Au cours de cette procédure, le débiteur peut demander la liquidation :

  • sur demande du débiteur, à tout moment ;
  • lorsque le débiteur n'est plus en mesure d'effectuer les paiements prévus ou les obligations contractées, tels que définis dans l'accord ;
  • à la demande d'un créancier, pour violation de l'arrangement ;
  • sur requête de l'administration judiciaire, à la cessation de l'activité professionnelle ou commerciale.

L'administration judiciaire établit un plan de liquidation afin de réaliser (vendre) les actifs, constitués de la masse de la faillite, qui est soumis à l'approbation du juge.

 

Liquidation

La liquidation en Espagne a pour but de vendre les actifs d’une société. Pendant cette phase, la société conserve sa personnalité juridique. Les liquidateurs désignés pour exécuter le processus peuvent également assumer la fonction d’organe administratif et de représentant de la société.

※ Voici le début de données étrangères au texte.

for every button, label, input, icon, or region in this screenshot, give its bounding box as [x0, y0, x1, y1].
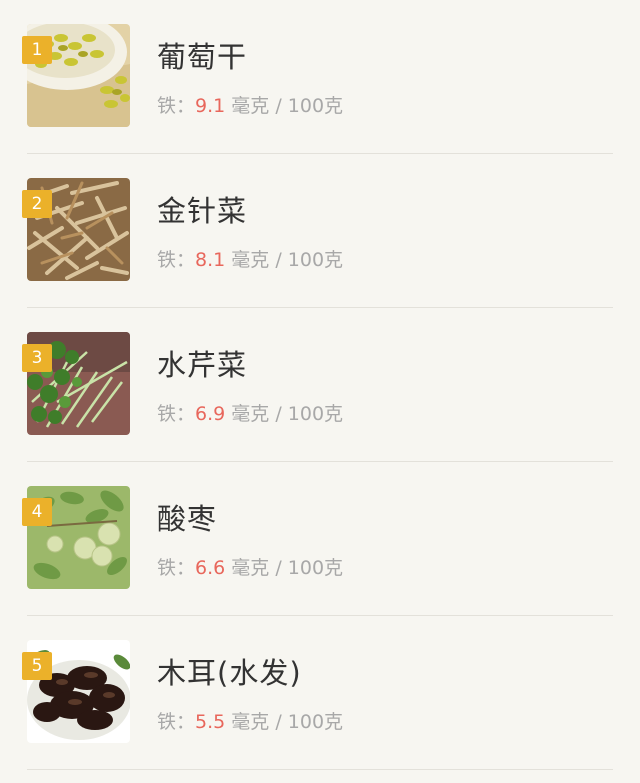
slash-separator: /	[275, 711, 282, 733]
nutrient-label: 铁：	[157, 95, 196, 117]
food-name: 葡萄干	[157, 40, 248, 74]
food-name: 木耳(水发)	[157, 656, 302, 690]
slash-separator: /	[275, 249, 282, 271]
unit-label: 毫克	[231, 711, 270, 733]
rank-badge: 4	[22, 498, 52, 526]
slash-separator: /	[275, 557, 282, 579]
list-item[interactable]: 2 金针菜 铁：8.1 毫克 / 100克	[0, 154, 640, 308]
slash-separator: /	[275, 403, 282, 425]
iron-content: 铁：8.1 毫克 / 100克	[157, 245, 343, 272]
list-item[interactable]: 4 酸枣 铁：6.6 毫克 / 100克	[0, 462, 640, 616]
iron-value: 9.1	[195, 95, 226, 117]
per-amount: 100克	[287, 249, 344, 271]
nutrient-label: 铁：	[157, 403, 196, 425]
divider	[27, 769, 613, 770]
iron-value: 8.1	[195, 249, 226, 271]
iron-value: 6.6	[195, 557, 226, 579]
per-amount: 100克	[287, 557, 344, 579]
food-name: 酸枣	[157, 502, 218, 536]
list-item[interactable]: 1 葡萄干 铁：9.1 毫克 / 100克	[0, 0, 640, 154]
per-amount: 100克	[287, 95, 344, 117]
slash-separator: /	[275, 95, 282, 117]
unit-label: 毫克	[231, 249, 270, 271]
unit-label: 毫克	[231, 95, 270, 117]
nutrient-label: 铁：	[157, 711, 196, 733]
food-name: 金针菜	[157, 194, 248, 228]
nutrient-label: 铁：	[157, 249, 196, 271]
iron-content: 铁：6.9 毫克 / 100克	[157, 399, 343, 426]
rank-badge: 3	[22, 344, 52, 372]
food-iron-list: 1 葡萄干 铁：9.1 毫克 / 100克 2 金针菜 铁：8.1 毫克 / 1…	[0, 0, 640, 783]
list-item[interactable]: 5 木耳(水发) 铁：5.5 毫克 / 100克	[0, 616, 640, 770]
iron-content: 铁：6.6 毫克 / 100克	[157, 553, 343, 580]
iron-value: 6.9	[195, 403, 226, 425]
list-item[interactable]: 3 水芹菜 铁：6.9 毫克 / 100克	[0, 308, 640, 462]
per-amount: 100克	[287, 711, 344, 733]
iron-content: 铁：9.1 毫克 / 100克	[157, 91, 343, 118]
iron-value: 5.5	[195, 711, 226, 733]
iron-content: 铁：5.5 毫克 / 100克	[157, 707, 343, 734]
per-amount: 100克	[287, 403, 344, 425]
unit-label: 毫克	[231, 403, 270, 425]
rank-badge: 1	[22, 36, 52, 64]
rank-badge: 2	[22, 190, 52, 218]
food-name: 水芹菜	[157, 348, 248, 382]
nutrient-label: 铁：	[157, 557, 196, 579]
unit-label: 毫克	[231, 557, 270, 579]
rank-badge: 5	[22, 652, 52, 680]
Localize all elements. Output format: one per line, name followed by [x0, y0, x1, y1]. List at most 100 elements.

Le liquidateur ne peut allouer les actifs de la société débitrice aux associés qu’après remboursement de tous les créanciers et règlement de toutes demandes de paiement à l’encontre de la société. Les créanciers lésés peuvent contester les transactions de répartition des actifs qui selon eux étaient illégales.

Le gouvernement a approuvé le décret et la loi 3/20 du 18 septembre, avec des mesures d'urgence afin de récupérer l'activité judiciaire après la phase d'urgence. Récemment, la loi 3/20 a été modifiée. En bref, les débiteurs ayant un accord de refinancement approuvé sont autorisés à soumettre une proposition de modification ou une nouvelle demande jusqu'au 14 mars 2021. Les entreprises ou les indépendants qui sont insolvables n'auront pas l'obligation de demander la déclaration de faillite avant le 31 décembre 2020. Jusqu'au 14 mars 2021, les juges n'admettront pas les demandes de faillite nécessaires présentées à partir de la période de l'état d'urgence jusqu'au 14 mars 2020. La nouvelle loi établit que le débiteur n'a pas l'obligation de demander une phase de liquidation jusqu'au 14 mars 2021, s'il a envoyé une proposition de modification d'accord. En ce qui concerne la phase de pré-insolvabilité, la nouvelle loi donne 6 mois (contre 4 mois auparavant) pour demander l'ouverture d'une procédure d'insolvabilité à compter de la date de la communication. Enfin, pour éviter l'augmentation certaine des défaillances, la nouvelle loi a établi plusieurs changements dans les procédures afin d'accélérer le traitement de ce processus de défaillance, c'est-à-dire en supprimant les procès en matière d'incidents, en essayant d'utiliser davantage les systèmes télématiques, les vidéoconférences, etc.